“The day our child was conceived, someone else arrived. She was there as the cells fused, like a ghost”. So begins Richard, one of the narrators in Joanna Briscoe’s assured third novel of betrayal, obsession and infidelity. Richard and his partner Lelia make love as they dress for a Christmas party. They arrive at the party flustered and late. Both are introduced to the slight, mousy Sylvie Lavigne but she fails to make a lasting impression on either. Soon however, Sylvie works her way into both of their lives, threatening to unbalance their relationship. Lelia confides in Sylvie about her pregnancy and her worries for the baby. But as Lelia’s longed-for baby grows inside of her, so too does Richard’s indifference towards fatherhood and his fascination with Sylvie.

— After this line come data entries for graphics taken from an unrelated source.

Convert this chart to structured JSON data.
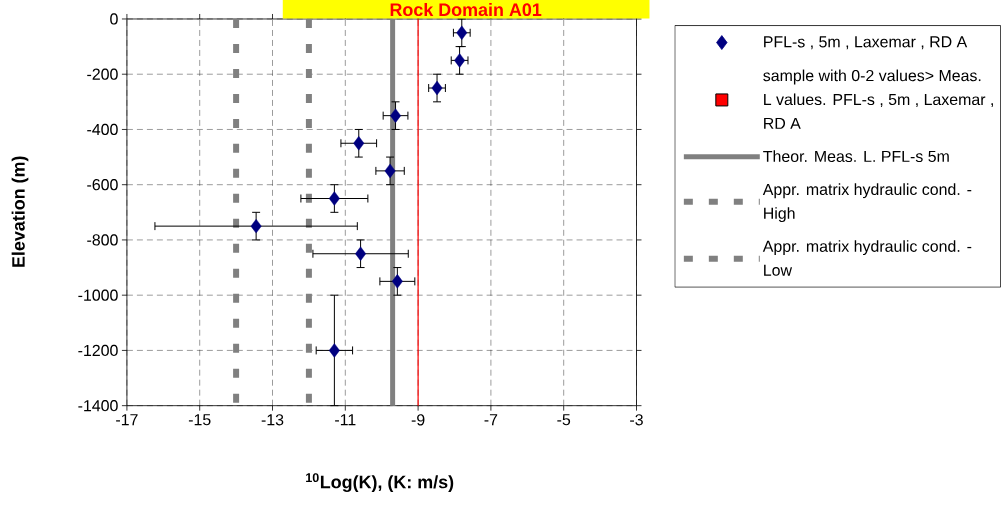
{
  "chart_data": {
    "type": "scatter",
    "title": "Rock Domain A01",
    "xlabel": "$^{10}$Log(K),  (K: m/s)",
    "ylabel": "Elevation (m)",
    "xlim": [
      -17,
      -3
    ],
    "ylim": [
      -1400,
      0
    ],
    "xticks": [
      -17,
      -15,
      -13,
      -11,
      -9,
      -7,
      -5,
      -3
    ],
    "yticks": [
      -1400,
      -1200,
      -1000,
      -800,
      -600,
      -400,
      -200,
      0
    ],
    "grid": true,
    "legend": "right",
    "series": [
      {
        "name": "PFL-s , 5m , Laxemar , RD A",
        "color": "#000080",
        "marker": "diamond",
        "x": [
          -7.8,
          -7.86,
          -8.48,
          -9.62,
          -10.63,
          -9.77,
          -11.3,
          -13.45,
          -10.58,
          -9.57,
          -11.3
        ],
        "values": [
          -50,
          -150,
          -250,
          -350,
          -450,
          -550,
          -650,
          -750,
          -850,
          -950,
          -1200
        ],
        "errors": [
          50,
          50,
          50,
          50,
          50,
          50,
          50,
          50,
          50,
          50,
          200
        ],
        "xerrors": [
          0.23,
          0.23,
          0.23,
          0.34,
          0.49,
          0.39,
          0.92,
          2.78,
          1.31,
          0.48,
          0.5
        ]
      },
      {
        "name": "sample with 0-2 values> Meas. L values. PFL-s , 5m , Laxemar ,   RD A",
        "color": "#ff0000",
        "marker": "square"
      },
      {
        "name": "Theor. Meas. L. PFL-s 5m",
        "type": "line",
        "color": "#808080",
        "marker": "none",
        "line_style": "solid",
        "x": [
          -9.7,
          -9.7
        ],
        "values": [
          0,
          -1400
        ]
      },
      {
        "name": "Appr. matrix hydraulic cond. - High",
        "type": "line",
        "color": "#808080",
        "marker": "none",
        "line_style": "dashed",
        "x": [
          -12,
          -12
        ],
        "values": [
          0,
          -1400
        ]
      },
      {
        "name": "Appr. matrix hydraulic cond. - Low",
        "type": "line",
        "color": "#808080",
        "marker": "none",
        "line_style": "dashed",
        "x": [
          -14,
          -14
        ],
        "values": [
          0,
          -1400
        ]
      }
    ],
    "ref_lines": [
      {
        "axis": "x",
        "value": -9,
        "color": "#ff0000"
      }
    ]
  }
}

Sylvie is a wonderful, compelling creation – manipulative, enigmatic, elusive, charming and changeable. Like Sylvie, Briscoe’s narrative works its charm slowly and carefully, building to a devastating conclusion. Richard and Lelia’s near-obsession with the unlikely Sylvie is entirely believable, and the novel is littered with striking imagery, such as Richard’s vision of the baby as a ‘yoky sac’ and the physical description of Sylvie herself, whose beauty is as changeable as her character.
Told from both Richard and Lelia’s perspective the characters and their world are confidently realised and the story races to a gripping, heart-in-mouth ending. Thrilling, surprising and poignant this will linger long in the memory.